Nesse mesmo artigo, a Wikimedia, organização sem fins lucrativos responsável pela Wikipédia, afirma que 65% do tráfego da plataforma é proveniente de robôs de IA13 e que isso tanto dificulta a manutenção da infraestrutura computacional necessária para suportar esse projeto quanto, desestimula a participação humana em projetos colaborativos de construção livre de conhecimento. Afinal de contas, é muito mais cômodo para o usuário ter sua pergunta respondida diretamente por IA do que buscá-la em um portal como a Wikipédia (ou na Wikifavelas).

E qual é o problema de bloquear a IA?

Ok, mas se a IA gera um tráfego que aumenta custos de infraestrutura e desestimula a participação humana no Dicionário de Favelas, qual é o problema em bloquear esses robôs de IA? O principal efeito disso seria a informação contida na Wikifavelas deixar de estar disponível para treinar as ferramentas de IA, que vão continuar existindo e tendo um papel cada vez mais central como fonte de informação na vida cotidiana.

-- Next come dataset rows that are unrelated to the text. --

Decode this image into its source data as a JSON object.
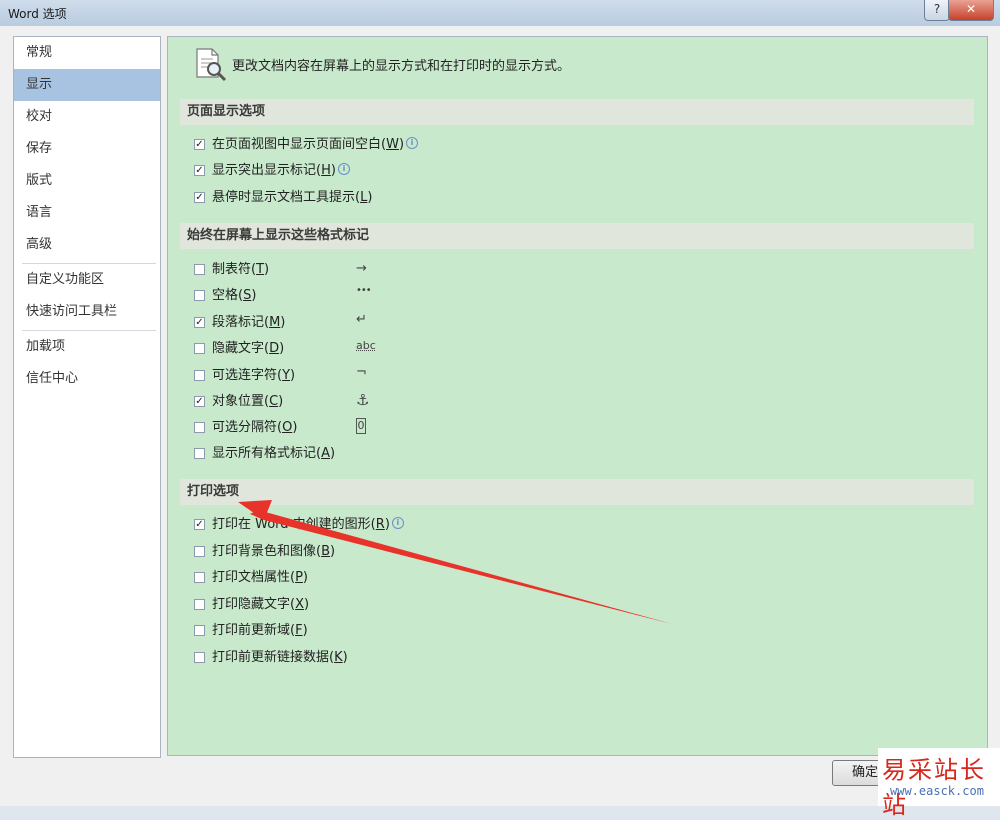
{
  "window": {
    "title": "Word 选项",
    "help": "?",
    "close": "✕"
  },
  "sidebar": {
    "items": [
      {
        "label": "常规"
      },
      {
        "label": "显示"
      },
      {
        "label": "校对"
      },
      {
        "label": "保存"
      },
      {
        "label": "版式"
      },
      {
        "label": "语言"
      },
      {
        "label": "高级"
      },
      {
        "label": "自定义功能区"
      },
      {
        "label": "快速访问工具栏"
      },
      {
        "label": "加载项"
      },
      {
        "label": "信任中心"
      }
    ],
    "selected": "显示"
  },
  "content": {
    "header": "更改文档内容在屏幕上的显示方式和在打印时的显示方式。",
    "sections": {
      "page_display": {
        "title": "页面显示选项",
        "options": [
          {
            "text": "在页面视图中显示页面间空白(",
            "key": "W",
            "close": ")",
            "checked": true,
            "info": true
          },
          {
            "text": "显示突出显示标记(",
            "key": "H",
            "close": ")",
            "checked": true,
            "info": true
          },
          {
            "text": "悬停时显示文档工具提示(",
            "key": "L",
            "close": ")",
            "checked": true,
            "info": false
          }
        ]
      },
      "format_marks": {
        "title": "始终在屏幕上显示这些格式标记",
        "options": [
          {
            "text": "制表符(",
            "key": "T",
            "close": ")",
            "checked": false,
            "symbol": "→"
          },
          {
            "text": "空格(",
            "key": "S",
            "close": ")",
            "checked": false,
            "symbol": "•••"
          },
          {
            "text": "段落标记(",
            "key": "M",
            "close": ")",
            "checked": true,
            "symbol": "↵"
          },
          {
            "text": "隐藏文字(",
            "key": "D",
            "close": ")",
            "checked": false,
            "symbol": "abc"
          },
          {
            "text": "可选连字符(",
            "key": "Y",
            "close": ")",
            "checked": false,
            "symbol": "¬"
          },
          {
            "text": "对象位置(",
            "key": "C",
            "close": ")",
            "checked": true,
            "symbol": "⚓"
          },
          {
            "text": "可选分隔符(",
            "key": "O",
            "close": ")",
            "checked": false,
            "symbol": "0"
          },
          {
            "text": "显示所有格式标记(",
            "key": "A",
            "close": ")",
            "checked": false
          }
        ]
      },
      "print": {
        "title": "打印选项",
        "options": [
          {
            "text": "打印在 Word 中创建的图形(",
            "key": "R",
            "close": ")",
            "checked": true,
            "info": true
          },
          {
            "text": "打印背景色和图像(",
            "key": "B",
            "close": ")",
            "checked": false
          },
          {
            "text": "打印文档属性(",
            "key": "P",
            "close": ")",
            "checked": false
          },
          {
            "text": "打印隐藏文字(",
            "key": "X",
            "close": ")",
            "checked": false
          },
          {
            "text": "打印前更新域(",
            "key": "F",
            "close": ")",
            "checked": false
          },
          {
            "text": "打印前更新链接数据(",
            "key": "K",
            "close": ")",
            "checked": false
          }
        ]
      }
    }
  },
  "footer": {
    "ok_label": "确定"
  },
  "watermark": {
    "cn": "易采站长站",
    "url": "www.easck.com"
  },
  "colors": {
    "content_bg": "#c8e9cc",
    "selected_nav": "#a8c3e1",
    "arrow": "#e8332a"
  }
}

De fato, em maio de 2025, o número de visitantes mensais do ChatGPT superou o da Wikipédia.14 Isso indica uma mudança de hábitos da forma como as pessoas consomem informação na Internet e por mais que preocupações sobre os impactos negativos desse consumo existam e sejam válidas, não é possível “desinventar” essas ferramentas de IA.

Podemos não deixar os dados do Dicionário de Favelas serem utilizados para treinar ferramentas de IA, mas elas continuarão sendo utilizadas como fonte de pesquisa, inclusive para tópicos relacionados às favelas. E, sem as informações que projetos como o Wikifavelas fornece, serão mais propensas respostas que reproduzam narrativas hegemônicas, que colocam esses territórios como “agrupamentos subnormais”15, lugares violentos, desprovidos de cultura, etc.

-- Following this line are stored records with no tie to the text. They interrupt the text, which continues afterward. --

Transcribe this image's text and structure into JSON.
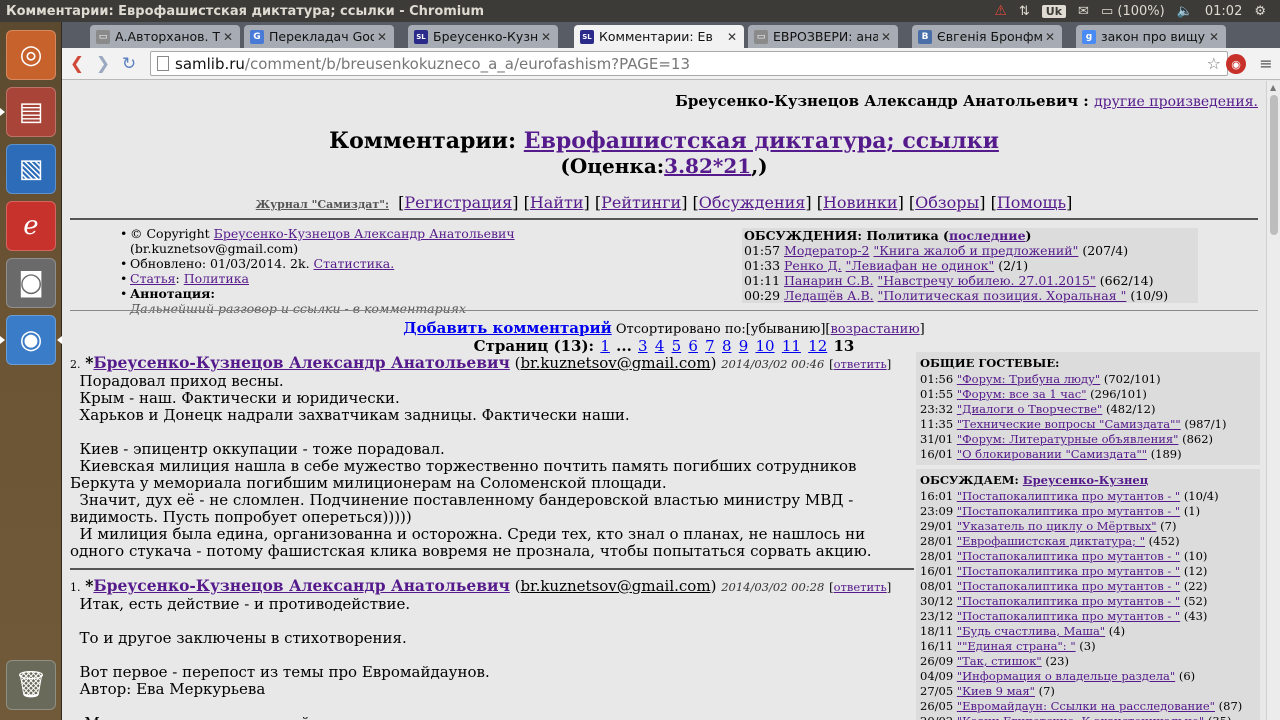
{
  "window": {
    "title": "Комментарии: Еврофашистская диктатура; ссылки - Chromium"
  },
  "tray": {
    "battery": "(100%)",
    "time": "01:02",
    "keyboard": "Uk"
  },
  "tabs": [
    {
      "label": "А.Авторханов. Те",
      "fav": "doc",
      "color": "#8a8a8a"
    },
    {
      "label": "Перекладач Goog",
      "fav": "translate",
      "color": "#4a7ad8"
    },
    {
      "label": "Бреусенко-Кузне",
      "fav": "samlib",
      "color": "#2a2a8a"
    },
    {
      "label": "Комментарии: Ев",
      "fav": "samlib",
      "color": "#2a2a8a"
    },
    {
      "label": "ЕВРОЗВЕРИ: анат",
      "fav": "doc",
      "color": "#8a8a8a"
    },
    {
      "label": "Євгенія Бронфман",
      "fav": "vk",
      "color": "#4a6ea8"
    },
    {
      "label": "закон про вищу о",
      "fav": "google",
      "color": "#4a8af4"
    }
  ],
  "tab_fav_glyphs": {
    "doc": "▭",
    "translate": "G",
    "samlib": "SL",
    "vk": "B",
    "google": "g"
  },
  "url": {
    "host": "samlib.ru",
    "path": "/comment/b/breusenkokuzneco_a_a/eurofashism?PAGE=13"
  },
  "header": {
    "author": "Бреусенко-Кузнецов Александр Анатольевич :",
    "other_works": "другие произведения.",
    "comments_prefix": "Комментарии:",
    "work_title": "Еврофашистская диктатура; ссылки",
    "rating_prefix": "(Оценка:",
    "rating_value": "3.82*21",
    "rating_suffix": ",)"
  },
  "journal": {
    "label": "Журнал \"Самиздат\":",
    "links": [
      "Регистрация",
      "Найти",
      "Рейтинги",
      "Обсуждения",
      "Новинки",
      "Обзоры",
      "Помощь"
    ]
  },
  "info": {
    "copyright_prefix": "© Copyright",
    "copyright_author": "Бреусенко-Кузнецов Александр Анатольевич",
    "email": "(br.kuznetsov@gmail.com)",
    "updated": "Обновлено: 01/03/2014. 2k.",
    "stats": "Статистика.",
    "section": "Статья",
    "section_sep": ":",
    "genre": "Политика",
    "annotation_label": "Аннотация:",
    "annotation": "Дальнейший разговор и ссылки - в комментариях"
  },
  "discussions": {
    "heading": "ОБСУЖДЕНИЯ: Политика (",
    "latest": "последние",
    "heading_end": ")",
    "items": [
      {
        "time": "01:57",
        "who": "Модератор-2",
        "title": "\"Книга жалоб и предложений\"",
        "count": "(207/4)"
      },
      {
        "time": "01:33",
        "who": "Ренко Д.",
        "title": "\"Левиафан не одинок\"",
        "count": "(2/1)"
      },
      {
        "time": "01:11",
        "who": "Панарин С.В.",
        "title": "\"Навстречу юбилею. 27.01.2015\"",
        "count": "(662/14)"
      },
      {
        "time": "00:29",
        "who": "Ледащёв А.В.",
        "title": "\"Политическая позиция. Хоральная \"",
        "count": "(10/9)"
      }
    ]
  },
  "controls": {
    "add_comment": "Добавить комментарий",
    "sorted": "Отсортировано по:[убыванию][",
    "ascending": "возрастанию",
    "sorted_end": "]"
  },
  "pagination": {
    "label": "Страниц (13):",
    "links_a": [
      "1"
    ],
    "ellipsis": "...",
    "links_b": [
      "3",
      "4",
      "5",
      "6",
      "7",
      "8",
      "9",
      "10",
      "11",
      "12"
    ],
    "current": "13"
  },
  "comments": [
    {
      "num": "2.",
      "star": "*",
      "author": "Бреусенко-Кузнецов Александр Анатольевич",
      "email": "br.kuznetsov@gmail.com",
      "date": "2014/03/02 00:46",
      "reply": "ответить",
      "lines": [
        "  Порадовал приход весны.",
        "  Крым - наш. Фактически и юридически.",
        "  Харьков и Донецк надрали захватчикам задницы. Фактически наши.",
        "",
        "  Киев - эпицентр оккупации - тоже порадовал.",
        "  Киевская милиция нашла в себе мужество торжественно почтить память погибших сотрудников Беркута у мемориала погибшим милиционерам на Соломенской площади.",
        "  Значит, дух её - не сломлен. Подчинение поставленному бандеровской властью министру МВД - видимость. Пусть попробует опереться)))))",
        "  И милиция была едина, организованна и осторожна. Среди тех, кто знал о планах, не нашлось ни одного стукача - потому фашистская клика вовремя не прознала, чтобы попытаться сорвать акцию."
      ]
    },
    {
      "num": "1.",
      "star": "*",
      "author": "Бреусенко-Кузнецов Александр Анатольевич",
      "email": "br.kuznetsov@gmail.com",
      "date": "2014/03/02 00:28",
      "reply": "ответить",
      "lines": [
        "  Итак, есть действие - и противодействие.",
        "",
        "  То и другое заключены в стихотворения.",
        "",
        "  Вот первое - перепост из темы про Евромайдаунов.",
        "  Автор: Ева Меркурьева",
        "",
        "   Мирные граждане в мирной столице."
      ]
    }
  ],
  "guestbooks": {
    "heading": "ОБЩИЕ ГОСТЕВЫЕ:",
    "items": [
      {
        "time": "01:56",
        "title": "\"Форум: Трибуна люду\"",
        "count": "(702/101)"
      },
      {
        "time": "01:55",
        "title": "\"Форум: все за 1 час\"",
        "count": "(296/101)"
      },
      {
        "time": "23:32",
        "title": "\"Диалоги о Творчестве\"",
        "count": "(482/12)"
      },
      {
        "time": "11:35",
        "title": "\"Технические вопросы \"Самиздата\"\"",
        "count": "(987/1)"
      },
      {
        "time": "31/01",
        "title": "\"Форум: Литературные объявления\"",
        "count": "(862)"
      },
      {
        "time": "16/01",
        "title": "\"О блокировании \"Самиздата\"\"",
        "count": "(189)"
      }
    ]
  },
  "discuss_author": {
    "heading": "ОБСУЖДАЕМ:",
    "author": "Бреусенко-Кузнец",
    "items": [
      {
        "time": "16:01",
        "title": "\"Постапокалиптика про мутантов - \"",
        "count": "(10/4)"
      },
      {
        "time": "23:09",
        "title": "\"Постапокалиптика про мутантов - \"",
        "count": "(1)"
      },
      {
        "time": "29/01",
        "title": "\"Указатель по циклу о Мёртвых\"",
        "count": "(7)"
      },
      {
        "time": "28/01",
        "title": "\"Еврофашистская диктатура; \"",
        "count": "(452)"
      },
      {
        "time": "28/01",
        "title": "\"Постапокалиптика про мутантов - \"",
        "count": "(10)"
      },
      {
        "time": "16/01",
        "title": "\"Постапокалиптика про мутантов - \"",
        "count": "(12)"
      },
      {
        "time": "08/01",
        "title": "\"Постапокалиптика про мутантов - \"",
        "count": "(22)"
      },
      {
        "time": "30/12",
        "title": "\"Постапокалиптика про мутантов - \"",
        "count": "(52)"
      },
      {
        "time": "23/12",
        "title": "\"Постапокалиптика про мутантов - \"",
        "count": "(43)"
      },
      {
        "time": "18/11",
        "title": "\"Будь счастлива, Маша\"",
        "count": "(4)"
      },
      {
        "time": "16/11",
        "title": "\"\"Единая страна\": \"",
        "count": "(3)"
      },
      {
        "time": "26/09",
        "title": "\"Так, стишок\"",
        "count": "(23)"
      },
      {
        "time": "04/09",
        "title": "\"Информация о владельце раздела\"",
        "count": "(6)"
      },
      {
        "time": "27/05",
        "title": "\"Киев 9 мая\"",
        "count": "(7)"
      },
      {
        "time": "26/05",
        "title": "\"Евромайдаун: Ссылки на расследование\"",
        "count": "(87)"
      },
      {
        "time": "20/02",
        "title": "\"Казни Египетские. К экзистенциально\"",
        "count": "(35)"
      }
    ]
  }
}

Em outras palavras, negar o acesso pode significar reforçar estereótipos que já existem e que a própria iniciativa busca combater. A dualidade está sobre permitir ou não que os dados do Dicionário de Favelas sejam utilizados para treinar ferramentas de Inteligência Artificial vai muito além da questão técnica. Se os projetos comunitários e acadêmicos, como o Wikifavelas, não abastecerem o ecossistema digital com informações produzidas a partir da perspectiva das próprias favelas e periferias, as respostas geradas por IA tenderão a se apoiar em bases tradicionais e enviesadas.

O custo do modelo de conhecimento aberto como serviço

A Wikifavelas é um projeto que tem um custo para oferecer conteúdo confiável e aberto à sociedade e, tal como a MediaWiki, é um modelo de conhecimento como serviço16 que disponibiliza informação de interesse público à população. Esses custos — que ficam inteiramente a cargo da Fiocruz, uma instituição pública — abrangem não apenas a infraestrutura de hospedagem que mantém o sistema operante, também o trabalho de mais de 30 pesquisadores dedicados a produzir e disponibilizar conteúdo confiável e aberto para a sociedade.

Uma vez que esta infraestrutura se coloca sob ataque de robôs de raspagem de conteúdo em massa, o serviço de manutenção é onerado. Por outro lado, as empresas de IA que se utilizam da base de conhecimento da plataforma, obtêm receita com essa extração de dados e não repassam ou financiam de qualquer forma a manutenção da plataforma. Ou seja, elas terceirizam o custo da disponibilidade do conhecimento.

Precisamos manter o modelo de conhecimento como serviço e continuar disponibilizando conhecimento aberto, gratuito e de interesse público para a sociedade, mas isso precisa acontecer de maneiras que sejam sustentáveis para nós.

Esse cenário revela uma assimetria preocupante, pois isso pode significar a inviabilidade de seguir oferecendo o serviço à sociedade; manter o modelo de conhecimento como serviço é fundamental, mas precisamos pensar em formas sustentáveis de fazê-lo e que sejam compatíveis com as características da administração pública. Por exemplo, enquanto a Wikipédia, sustentada por uma fundação privada e não-governamental, pode buscar soluções que passem pela criação de modelos de corresponsabilidade, em que empresas que exploram dados abertos contribuam para sua manutenção, a Wikifavelas, enquanto parte da Fiocruz não pode fazer o mesmo, sendo necessário pensar em soluções próprias e adequadas para o contexto de uma infraestrutura estatal. Paralelamente, também devemos cogitar soluções técnicas adaptativas e colaborativas que reduzam a dependência de defesas digitais caras.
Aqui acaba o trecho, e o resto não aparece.